Это тактическое отступление, сказал Редд. Им нужно настичь «сайлента» и вернуть его назад. Напрасная и смешная попытка, но… Пусть так. Эти ребята жили надеждами: то захватить Край, то найти для «сайлента» пилота, то взять над ним контроль и всё-таки победить…
Не только мы — дети в этом мире. В этом мире все дети.
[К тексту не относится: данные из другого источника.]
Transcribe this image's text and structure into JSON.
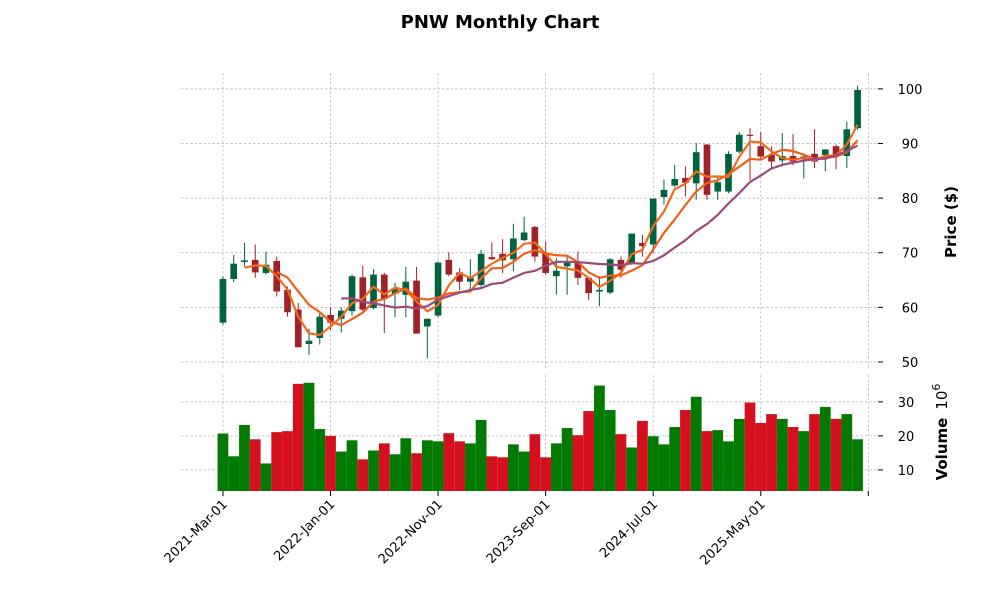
{
  "chart_data": {
    "type": "candlestick",
    "title": "PNW Monthly Chart",
    "ylabel": "Price ($)",
    "volume_label": "Volume",
    "volume_exponent_base": "10",
    "volume_exponent": "6",
    "start_month": "2021-03",
    "frequency": "monthly",
    "x_tick_indices": [
      0,
      10,
      20,
      30,
      40,
      50,
      60
    ],
    "x_tick_labels": [
      "2021-Mar-01",
      "2022-Jan-01",
      "2022-Nov-01",
      "2023-Sep-01",
      "2024-Jul-01",
      "2025-May-01",
      ""
    ],
    "price_ticks": [
      50,
      60,
      70,
      80,
      90,
      100
    ],
    "price_ylim": [
      48.9,
      102.9
    ],
    "volume_ticks": [
      10,
      20,
      30
    ],
    "volume_ylim": [
      3.8,
      37.9
    ],
    "grid": true,
    "moving_averages": [
      {
        "period": 3,
        "color": "#f26b1d"
      },
      {
        "period": 6,
        "color": "#f0601a"
      },
      {
        "period": 12,
        "color": "#9c4a7c"
      }
    ],
    "colors": {
      "up": "#006340",
      "down": "#a02128",
      "vol_up": "#007a00",
      "vol_down": "#d5101e"
    },
    "open": [
      57.2,
      65.2,
      68.3,
      68.7,
      66.3,
      68.5,
      63.2,
      59.6,
      53.3,
      54.4,
      58.6,
      57.9,
      59.3,
      65.5,
      59.9,
      66.0,
      62.5,
      62.3,
      64.9,
      56.5,
      58.5,
      68.7,
      66.4,
      64.7,
      64.1,
      69.2,
      69.8,
      68.8,
      72.3,
      74.7,
      70.0,
      65.7,
      67.5,
      68.1,
      65.4,
      62.9,
      62.7,
      68.7,
      68.1,
      71.8,
      71.5,
      80.2,
      82.3,
      83.7,
      82.7,
      89.8,
      81.2,
      81.2,
      88.5,
      91.6,
      89.5,
      87.9,
      86.9,
      87.7,
      87.1,
      88.1,
      87.9,
      89.5,
      87.7,
      92.8
    ],
    "high": [
      65.7,
      69.6,
      71.8,
      71.5,
      70.2,
      69.3,
      63.8,
      60.8,
      56.1,
      59.0,
      60.0,
      60.0,
      66.0,
      67.6,
      67.0,
      66.3,
      64.5,
      67.4,
      67.4,
      58.0,
      68.4,
      70.1,
      67.2,
      68.8,
      70.5,
      71.9,
      72.5,
      75.3,
      76.6,
      74.9,
      72.0,
      69.0,
      69.3,
      70.2,
      65.6,
      65.7,
      69.0,
      69.3,
      73.5,
      73.3,
      79.9,
      83.4,
      86.1,
      85.8,
      90.1,
      89.9,
      84.0,
      88.6,
      92.1,
      92.8,
      92.1,
      89.5,
      91.9,
      91.7,
      87.8,
      92.6,
      89.0,
      89.8,
      94.0,
      100.6
    ],
    "low": [
      56.8,
      64.6,
      67.5,
      65.4,
      66.0,
      62.0,
      58.3,
      52.7,
      51.3,
      53.2,
      55.9,
      55.4,
      58.5,
      59.3,
      59.6,
      55.3,
      58.2,
      58.2,
      55.2,
      50.7,
      58.2,
      65.7,
      63.2,
      62.9,
      63.8,
      68.7,
      66.3,
      66.6,
      72.1,
      68.4,
      66.0,
      62.3,
      62.3,
      64.1,
      61.3,
      60.2,
      62.4,
      65.4,
      67.8,
      69.3,
      70.0,
      78.8,
      82.0,
      80.3,
      79.7,
      79.7,
      79.7,
      80.9,
      88.2,
      83.3,
      87.0,
      85.2,
      85.8,
      86.0,
      83.6,
      85.5,
      84.9,
      85.3,
      85.5,
      92.5
    ],
    "close": [
      65.2,
      68.0,
      68.6,
      66.4,
      67.8,
      62.9,
      59.1,
      52.7,
      53.9,
      58.3,
      57.2,
      59.4,
      65.7,
      59.6,
      66.0,
      61.5,
      63.3,
      64.7,
      55.2,
      57.9,
      68.2,
      66.0,
      64.7,
      65.4,
      69.8,
      68.8,
      68.6,
      72.6,
      73.7,
      69.3,
      66.3,
      66.7,
      68.2,
      65.4,
      62.6,
      63.2,
      68.8,
      66.9,
      73.5,
      71.2,
      79.9,
      81.5,
      83.5,
      82.8,
      88.4,
      80.6,
      82.9,
      88.1,
      91.6,
      91.4,
      87.6,
      86.7,
      87.7,
      86.7,
      87.6,
      86.7,
      88.9,
      87.9,
      92.6,
      99.8
    ],
    "volume_millions": [
      20.7,
      14.0,
      23.2,
      19.0,
      11.9,
      21.1,
      21.4,
      35.3,
      35.6,
      22.0,
      20.0,
      15.4,
      18.7,
      13.1,
      15.7,
      17.8,
      14.6,
      19.3,
      14.9,
      18.7,
      18.4,
      20.8,
      18.4,
      17.8,
      24.7,
      14.0,
      13.7,
      17.5,
      15.4,
      20.5,
      13.7,
      17.8,
      22.3,
      20.2,
      27.3,
      34.8,
      27.6,
      20.5,
      16.6,
      24.4,
      19.9,
      17.5,
      22.6,
      27.6,
      31.5,
      21.4,
      21.7,
      18.4,
      25.0,
      29.8,
      23.8,
      26.4,
      25.0,
      22.6,
      21.4,
      26.4,
      28.5,
      25.0,
      26.4,
      19.0
    ]
  }
}
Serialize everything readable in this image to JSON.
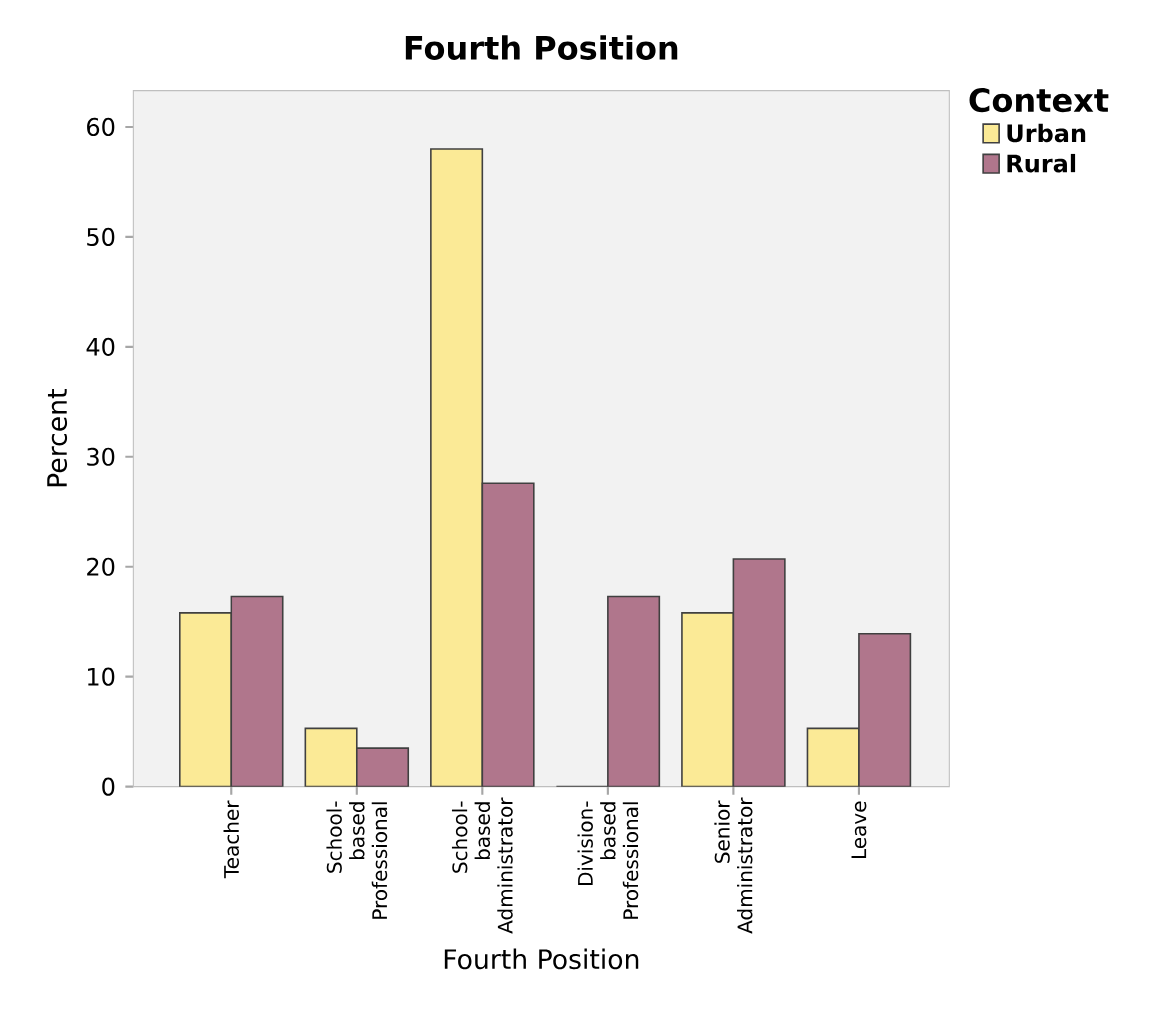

Синдромеры уходили в пустыню и казались поначалу чёрной рекой, потом ручейком, а потом нитью. Когда пропала и нить, я отвел взгляд от горизонта, встал и прошелся по узкой стене, осторожно балансируя на краю.
По битой кладке я сполз вниз до ближайшего ложного оконца и выглянул, чтобы убедиться, что мне не померещилось.
Не померещилось. Ворон стоял на улице — матово темнел на тусклом солнце и покрылся росой, подрагивающей на идеально полированных частях. У него были не такие изящные руки, как у «сайлентов», но он сам был массивнее, крупнее и походил на крепкого медведя-гризли, а не на цветок-акулу.
Он терпеливо ждал, развернув плечи и выставив отложную коробку корпуса — словно вывалив чёрный длинный язык, на корне которого угадывались кожаное, в пять валиков, кресло и темная фигура в нём.